A reminder: On April 24, Melena Ryzik, a reporter for the Culture section, will be moderating a discussion between Josh Basseches, the director and chief executive of the Royal Ontario Museum, and Antoni Cimolino, the artistic director of the Stratford festival. It will take place at the museum and this is the spot to find details and tickets.

Finally, on June 21, Ben Brantley, a Times co-chief theater critic, will lead a discussion following a performance by the Belarus Free Theatre at the Joey and Toby Tanenbaum Opera Centre in Toronto. The group, which was formed in 2005 to challenge censorship of artists, has joined with Maria Alyokhina of Pussy Riot to create “Burning Doors,” which is on The Times’s list of the 10 best theater pieces of last year. Its Canadian debut is part of the Luminato Festival. Times readers get 15 percent off performance tickets here by using the code BURNING18. The discussion is open to the public at no charge.

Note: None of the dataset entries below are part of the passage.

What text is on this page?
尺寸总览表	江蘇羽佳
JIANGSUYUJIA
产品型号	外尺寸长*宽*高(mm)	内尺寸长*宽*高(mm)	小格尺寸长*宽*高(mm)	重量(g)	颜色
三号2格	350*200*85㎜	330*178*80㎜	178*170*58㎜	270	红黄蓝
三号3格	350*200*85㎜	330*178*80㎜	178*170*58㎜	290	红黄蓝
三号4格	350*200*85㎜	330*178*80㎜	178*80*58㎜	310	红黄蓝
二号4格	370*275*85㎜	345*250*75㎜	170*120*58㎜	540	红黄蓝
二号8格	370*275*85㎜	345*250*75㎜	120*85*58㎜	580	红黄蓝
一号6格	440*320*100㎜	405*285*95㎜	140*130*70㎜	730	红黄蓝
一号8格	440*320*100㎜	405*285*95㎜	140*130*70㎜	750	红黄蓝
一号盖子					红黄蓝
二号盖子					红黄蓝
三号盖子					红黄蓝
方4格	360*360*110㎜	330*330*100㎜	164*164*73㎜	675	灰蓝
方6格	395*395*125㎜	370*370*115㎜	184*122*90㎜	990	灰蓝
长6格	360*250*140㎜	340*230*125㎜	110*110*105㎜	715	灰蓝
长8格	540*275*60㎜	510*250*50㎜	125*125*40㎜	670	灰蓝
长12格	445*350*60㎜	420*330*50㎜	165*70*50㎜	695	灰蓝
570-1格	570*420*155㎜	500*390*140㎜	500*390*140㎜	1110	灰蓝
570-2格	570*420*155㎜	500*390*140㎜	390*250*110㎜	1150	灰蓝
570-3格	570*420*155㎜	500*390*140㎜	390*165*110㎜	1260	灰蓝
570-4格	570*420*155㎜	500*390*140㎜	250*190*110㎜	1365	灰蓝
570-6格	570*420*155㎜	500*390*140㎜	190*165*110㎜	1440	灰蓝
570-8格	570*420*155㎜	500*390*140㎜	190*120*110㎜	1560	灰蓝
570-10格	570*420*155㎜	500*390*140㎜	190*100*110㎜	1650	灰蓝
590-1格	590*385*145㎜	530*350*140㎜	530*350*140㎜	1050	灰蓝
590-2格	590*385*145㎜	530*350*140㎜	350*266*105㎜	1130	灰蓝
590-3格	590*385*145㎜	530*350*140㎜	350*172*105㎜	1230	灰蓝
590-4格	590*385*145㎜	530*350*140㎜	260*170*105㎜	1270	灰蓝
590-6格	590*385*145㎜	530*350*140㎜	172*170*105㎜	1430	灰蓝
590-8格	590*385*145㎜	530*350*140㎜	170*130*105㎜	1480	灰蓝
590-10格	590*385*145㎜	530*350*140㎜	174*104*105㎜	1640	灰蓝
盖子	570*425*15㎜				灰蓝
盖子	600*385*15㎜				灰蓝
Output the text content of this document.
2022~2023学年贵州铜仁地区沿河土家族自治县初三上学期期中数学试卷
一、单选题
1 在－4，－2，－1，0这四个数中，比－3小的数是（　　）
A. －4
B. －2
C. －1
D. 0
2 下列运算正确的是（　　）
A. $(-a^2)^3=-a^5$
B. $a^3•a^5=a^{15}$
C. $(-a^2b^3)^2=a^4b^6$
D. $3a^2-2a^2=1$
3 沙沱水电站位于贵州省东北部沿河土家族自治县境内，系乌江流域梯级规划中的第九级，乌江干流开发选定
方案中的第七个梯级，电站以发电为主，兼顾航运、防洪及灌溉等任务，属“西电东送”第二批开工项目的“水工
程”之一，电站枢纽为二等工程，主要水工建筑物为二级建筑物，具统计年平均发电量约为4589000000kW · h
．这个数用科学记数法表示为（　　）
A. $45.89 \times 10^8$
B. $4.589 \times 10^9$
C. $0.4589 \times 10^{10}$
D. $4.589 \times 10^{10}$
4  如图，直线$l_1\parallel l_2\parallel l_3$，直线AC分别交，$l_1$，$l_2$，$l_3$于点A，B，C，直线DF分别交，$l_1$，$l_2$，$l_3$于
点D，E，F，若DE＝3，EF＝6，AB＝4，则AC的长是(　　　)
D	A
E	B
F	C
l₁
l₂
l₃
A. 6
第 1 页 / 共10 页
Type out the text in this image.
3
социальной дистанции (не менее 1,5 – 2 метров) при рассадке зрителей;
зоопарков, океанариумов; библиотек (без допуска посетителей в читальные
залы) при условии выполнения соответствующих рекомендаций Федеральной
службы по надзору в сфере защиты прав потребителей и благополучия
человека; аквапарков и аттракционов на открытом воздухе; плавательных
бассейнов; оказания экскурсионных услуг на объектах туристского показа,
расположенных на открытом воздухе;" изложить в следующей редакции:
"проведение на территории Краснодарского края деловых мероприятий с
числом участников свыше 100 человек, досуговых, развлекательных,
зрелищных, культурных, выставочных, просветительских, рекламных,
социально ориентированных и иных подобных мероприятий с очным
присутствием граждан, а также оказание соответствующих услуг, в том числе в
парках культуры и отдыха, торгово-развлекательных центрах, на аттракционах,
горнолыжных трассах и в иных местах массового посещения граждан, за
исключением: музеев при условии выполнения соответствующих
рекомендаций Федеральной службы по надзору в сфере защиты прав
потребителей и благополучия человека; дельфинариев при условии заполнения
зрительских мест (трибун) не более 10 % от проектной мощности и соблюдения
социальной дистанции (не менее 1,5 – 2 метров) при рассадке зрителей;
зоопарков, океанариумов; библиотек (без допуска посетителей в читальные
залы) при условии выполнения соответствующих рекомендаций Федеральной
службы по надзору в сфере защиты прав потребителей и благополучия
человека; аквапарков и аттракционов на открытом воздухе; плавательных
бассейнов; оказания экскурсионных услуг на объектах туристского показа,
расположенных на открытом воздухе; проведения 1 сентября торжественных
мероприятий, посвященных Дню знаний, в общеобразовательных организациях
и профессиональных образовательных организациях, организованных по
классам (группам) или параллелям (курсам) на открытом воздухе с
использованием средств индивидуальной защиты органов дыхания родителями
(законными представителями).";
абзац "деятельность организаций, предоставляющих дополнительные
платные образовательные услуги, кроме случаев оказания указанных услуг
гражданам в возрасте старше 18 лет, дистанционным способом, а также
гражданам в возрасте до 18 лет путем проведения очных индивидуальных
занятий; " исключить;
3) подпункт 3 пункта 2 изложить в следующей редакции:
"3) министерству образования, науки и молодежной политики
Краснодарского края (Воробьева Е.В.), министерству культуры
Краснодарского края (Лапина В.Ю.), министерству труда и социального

When I was flying back from Western Canada recently, the captain joked over the P.A. system that the Toronto Maple Leafs were hoping to finally have a color photograph of a Stanley Cup win. Mike Babcock, the coach of the team that last won hockey’s top prize in 1967, doesn’t have much use for sports history.

—Few recent issues have been quite as divisive as Kinder Morgan’s plan to expand a pipeline that links Alberta’s oil sands to a tanker port near Vancouver. And as Alberta and British Columbia battle things out, Prime Minister Justin Trudeau, stuck in the middle, is making choices that will inevitably alienate some voters.

—The Selkirk herd of caribou is so rarely seen that its members are known as the gray ghosts. Now their numbers have dwindled to the point where some wildlife experts say they are “functionally extinct.” Mining, forestry and oil and gas development in British Columbia are being blamed.

—Bruce McArthur, the suspect in a serial killing case which has unnerved and angered many in Toronto’s gay community, now faces an eighth charge of first degree murder.

—A landmark hotel in Victoria, British Columbia, has forgiven “the worst hotel guest ever.”